L'US Patent and Trademark Office a accordé à Tesla le brevet de design D1138869 S le 4 août 2026, couvrant la carrosserie extérieure du Robovan. La demande a été déposée en octobre 2024, à peu près au moment où Tesla a montré le véhicule pour la première fois en public, et crédite le directeur du design Franz von Holzhausen aux côtés de Julien Bilodeau, Ian Kettle et Joseph Robinson.

Vingt-deux mois entre le dépôt et la délivrance, cela n'a rien de remarquable. C'est sur le sens de cette délivrance que l'on se trompe généralement.

Ce que couvre réellement un brevet de design

Un brevet de design protège l'apparence. Pas la chaîne de traction, pas la pile logicielle d'autonomie, pas le nombre de places — la forme. Tesla détient désormais des droits opposables sur la silhouette du Robovan : angles arrondis, longues lignes horizontales filantes, passages de roue entièrement carénés et une face avant « sans visage », sans calandre, sans capot et sans rétroviseurs.

Il faut être direct sur les limites. Un brevet de design délivré n'est ni un engagement de production, ni un dossier d'homologation, ni un calendrier.

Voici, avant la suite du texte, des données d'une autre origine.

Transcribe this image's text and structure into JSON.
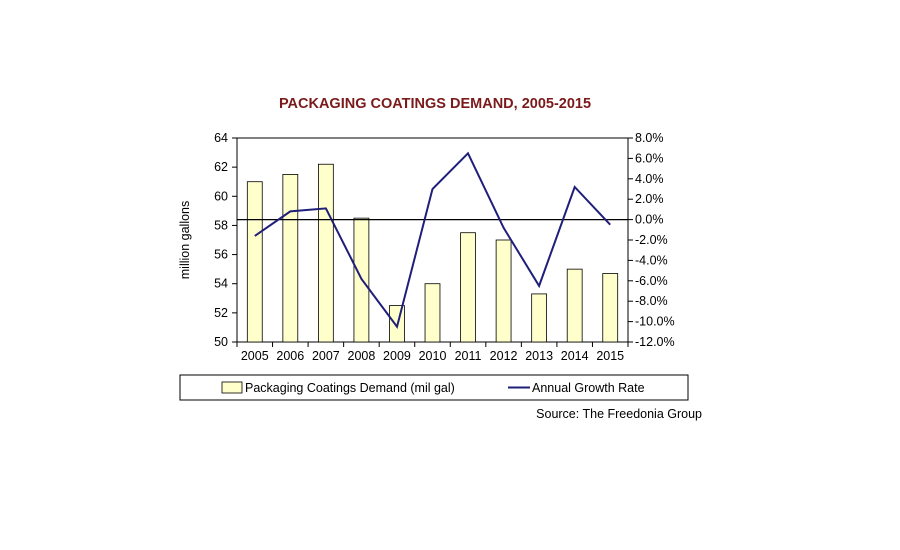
{
  "colors": {
    "title": "#7b1a1a",
    "bar_fill": "#ffffcc",
    "bar_stroke": "#000000",
    "line": "#1f1f7a",
    "axis": "#000000"
  },
  "chart_data": {
    "type": "bar",
    "title": "PACKAGING COATINGS DEMAND, 2005-2015",
    "ylabel": "million gallons",
    "categories": [
      "2005",
      "2006",
      "2007",
      "2008",
      "2009",
      "2010",
      "2011",
      "2012",
      "2013",
      "2014",
      "2015"
    ],
    "ylim": [
      50,
      64
    ],
    "yticks": [
      "50",
      "52",
      "54",
      "56",
      "58",
      "60",
      "62",
      "64"
    ],
    "y2lim": [
      -12,
      8
    ],
    "y2ticks": [
      "8.0%",
      "6.0%",
      "4.0%",
      "2.0%",
      "0.0%",
      "-2.0%",
      "-4.0%",
      "-6.0%",
      "-8.0%",
      "-10.0%",
      "-12.0%"
    ],
    "y2tick_values": [
      8,
      6,
      4,
      2,
      0,
      -2,
      -4,
      -6,
      -8,
      -10,
      -12
    ],
    "series": [
      {
        "name": "Packaging Coatings Demand (mil gal)",
        "type": "bar",
        "axis": "left",
        "values": [
          61.0,
          61.5,
          62.2,
          58.5,
          52.5,
          54.0,
          57.5,
          57.0,
          53.3,
          55.0,
          54.7
        ]
      },
      {
        "name": "Annual Growth Rate",
        "type": "line",
        "axis": "right",
        "values": [
          -1.6,
          0.8,
          1.1,
          -5.8,
          -10.5,
          3.0,
          6.5,
          -0.8,
          -6.5,
          3.2,
          -0.5
        ]
      }
    ],
    "reference_line_y2": 0,
    "grid": false,
    "legend": "bottom",
    "source": "Source: The Freedonia Group"
  }
}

Les entreprises protègent des designs qu'elles ne construiront jamais, et elles le font précisément parce qu'un design coûte peu à protéger et cher à perdre. Y voir la preuve que le Robovan approche de l'usine, c'est lire dans le document plus qu'il ne contient.

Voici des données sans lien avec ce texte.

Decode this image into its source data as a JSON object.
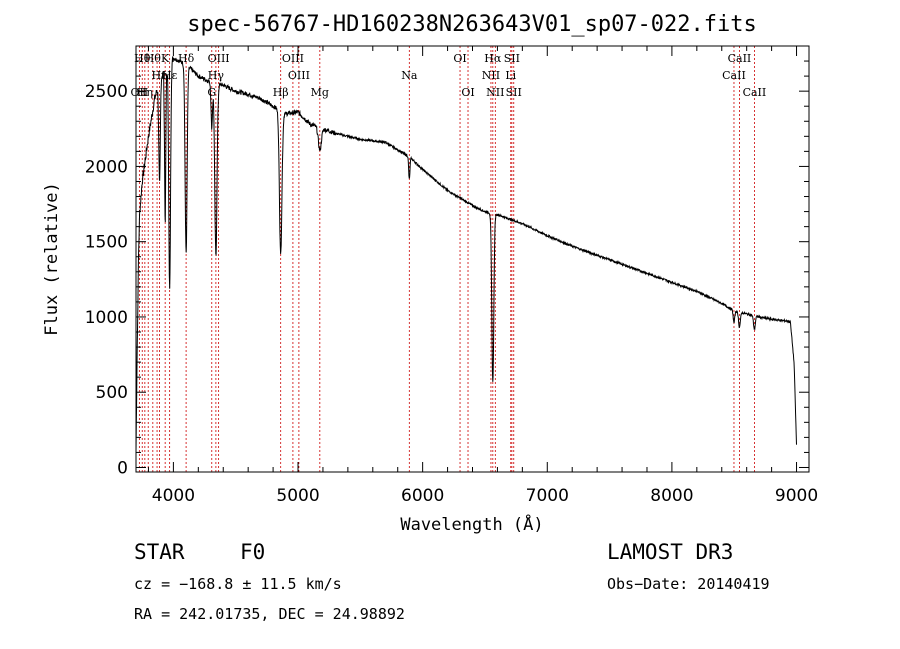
{
  "chart_data": {
    "type": "line",
    "title": "spec-56767-HD160238N263643V01_sp07-022.fits",
    "xlabel": "Wavelength (Å)",
    "ylabel": "Flux (relative)",
    "xlim": [
      3700,
      9100
    ],
    "ylim": [
      -30,
      2800
    ],
    "x_ticks": [
      4000,
      5000,
      6000,
      7000,
      8000,
      9000
    ],
    "y_ticks": [
      0,
      500,
      1000,
      1500,
      2000,
      2500
    ],
    "grid": false,
    "continuum": {
      "x": [
        3700,
        3710,
        3720,
        3730,
        3750,
        3800,
        3850,
        3900,
        3950,
        4000,
        4050,
        4100,
        4200,
        4300,
        4400,
        4500,
        4600,
        4700,
        4800,
        4900,
        5000,
        5100,
        5200,
        5300,
        5400,
        5500,
        5600,
        5700,
        5800,
        5900,
        6000,
        6100,
        6200,
        6300,
        6400,
        6500,
        6600,
        6700,
        6800,
        6900,
        7000,
        7200,
        7400,
        7600,
        7800,
        8000,
        8200,
        8400,
        8500,
        8600,
        8700,
        8800,
        8900,
        8950,
        8980,
        9000
      ],
      "y": [
        100,
        800,
        1400,
        1700,
        1900,
        2200,
        2450,
        2600,
        2650,
        2720,
        2700,
        2680,
        2600,
        2560,
        2540,
        2500,
        2480,
        2450,
        2400,
        2350,
        2360,
        2280,
        2250,
        2220,
        2200,
        2180,
        2170,
        2160,
        2110,
        2060,
        1980,
        1910,
        1840,
        1790,
        1740,
        1700,
        1680,
        1650,
        1620,
        1580,
        1540,
        1470,
        1410,
        1350,
        1290,
        1230,
        1170,
        1090,
        1040,
        1020,
        1000,
        985,
        975,
        970,
        700,
        150
      ]
    },
    "absorption_lines": [
      {
        "name": "H8",
        "center": 3889,
        "depth": 700,
        "width": 6
      },
      {
        "name": "CaII K",
        "center": 3934,
        "depth": 1000,
        "width": 5
      },
      {
        "name": "H epsilon",
        "center": 3970,
        "depth": 1500,
        "width": 7
      },
      {
        "name": "H delta",
        "center": 4102,
        "depth": 1250,
        "width": 8
      },
      {
        "name": "G band",
        "center": 4308,
        "depth": 300,
        "width": 6
      },
      {
        "name": "H gamma",
        "center": 4341,
        "depth": 1150,
        "width": 9
      },
      {
        "name": "H beta",
        "center": 4861,
        "depth": 950,
        "width": 10
      },
      {
        "name": "Mg",
        "center": 5175,
        "depth": 150,
        "width": 12
      },
      {
        "name": "Na",
        "center": 5893,
        "depth": 150,
        "width": 5
      },
      {
        "name": "H alpha",
        "center": 6563,
        "depth": 1120,
        "width": 8
      },
      {
        "name": "CaII 8498",
        "center": 8498,
        "depth": 80,
        "width": 6
      },
      {
        "name": "CaII 8542",
        "center": 8542,
        "depth": 100,
        "width": 7
      },
      {
        "name": "CaII 8662",
        "center": 8662,
        "depth": 90,
        "width": 7
      }
    ],
    "marker_lines": [
      {
        "wave": 3727,
        "label": "OII",
        "row": 2
      },
      {
        "wave": 3750,
        "label": "Hθ",
        "row": 0
      },
      {
        "wave": 3771,
        "label": "Hη",
        "row": 2
      },
      {
        "wave": 3798,
        "label": "",
        "row": -1
      },
      {
        "wave": 3835,
        "label": "Hθ",
        "row": 0
      },
      {
        "wave": 3869,
        "label": "",
        "row": -1
      },
      {
        "wave": 3889,
        "label": "Hη",
        "row": 1
      },
      {
        "wave": 3934,
        "label": "K",
        "row": 0
      },
      {
        "wave": 3970,
        "label": "Hε",
        "row": 1
      },
      {
        "wave": 4102,
        "label": "Hδ",
        "row": 0
      },
      {
        "wave": 4308,
        "label": "G",
        "row": 2
      },
      {
        "wave": 4341,
        "label": "Hγ",
        "row": 1
      },
      {
        "wave": 4363,
        "label": "OIII",
        "row": 0
      },
      {
        "wave": 4861,
        "label": "Hβ",
        "row": 2
      },
      {
        "wave": 4959,
        "label": "OIII",
        "row": 0
      },
      {
        "wave": 5007,
        "label": "OIII",
        "row": 1
      },
      {
        "wave": 5175,
        "label": "Mg",
        "row": 2
      },
      {
        "wave": 5893,
        "label": "Na",
        "row": 1
      },
      {
        "wave": 6300,
        "label": "OI",
        "row": 0
      },
      {
        "wave": 6364,
        "label": "OI",
        "row": 2
      },
      {
        "wave": 6548,
        "label": "NII",
        "row": 1
      },
      {
        "wave": 6563,
        "label": "Hα",
        "row": 0
      },
      {
        "wave": 6583,
        "label": "NII",
        "row": 2
      },
      {
        "wave": 6707,
        "label": "Li",
        "row": 1
      },
      {
        "wave": 6716,
        "label": "SII",
        "row": 0
      },
      {
        "wave": 6731,
        "label": "SII",
        "row": 2
      },
      {
        "wave": 8498,
        "label": "CaII",
        "row": 1
      },
      {
        "wave": 8542,
        "label": "CaII",
        "row": 0
      },
      {
        "wave": 8662,
        "label": "CaII",
        "row": 2
      }
    ]
  },
  "info": {
    "object_type": "STAR",
    "subclass": "F0",
    "survey": "LAMOST DR3",
    "cz": "cz = −168.8 ± 11.5 km/s",
    "obs_date": "Obs−Date: 20140419",
    "coords": "RA = 242.01735, DEC =  24.98892"
  },
  "colors": {
    "spectrum": "#000000",
    "marker": "#cc0000",
    "axis": "#000000"
  }
}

Ce qu'il établit, en revanche, c'est une intention. On ne consacre pas deux ans à une demande de brevet de design pour un concept que l'on a abandonné.

Ce que le véhicule est censé être

Tel qu'il a été présenté, le Robovan transporte jusqu'à 20 passagers ou se reconfigure pour le transport de marchandises. Il n'a ni pare-brise ni commandes de conduite classiques, ce qui en fait moins un van qu'un petit tramway — un salon roulant où la notion de siège conducteur n'existe pas.

La direction de Tesla a évoqué d'autres configurations, dont des camping-cars autonomes et des bus scolaires. Cela reste des propos, pas des programmes.

Le développement a manifestement ralenti. Selon la plupart des informations, le Robovan est passé au second plan pendant que Tesla se concentre sur la commercialisation du Cybercab, et c'est là qu'est allé l'effort d'ingénierie visible — y compris l'intégration de Starlink V5. Un véhicule sans conducteur à deux places à la fois, c'est un ordre de priorités défendable.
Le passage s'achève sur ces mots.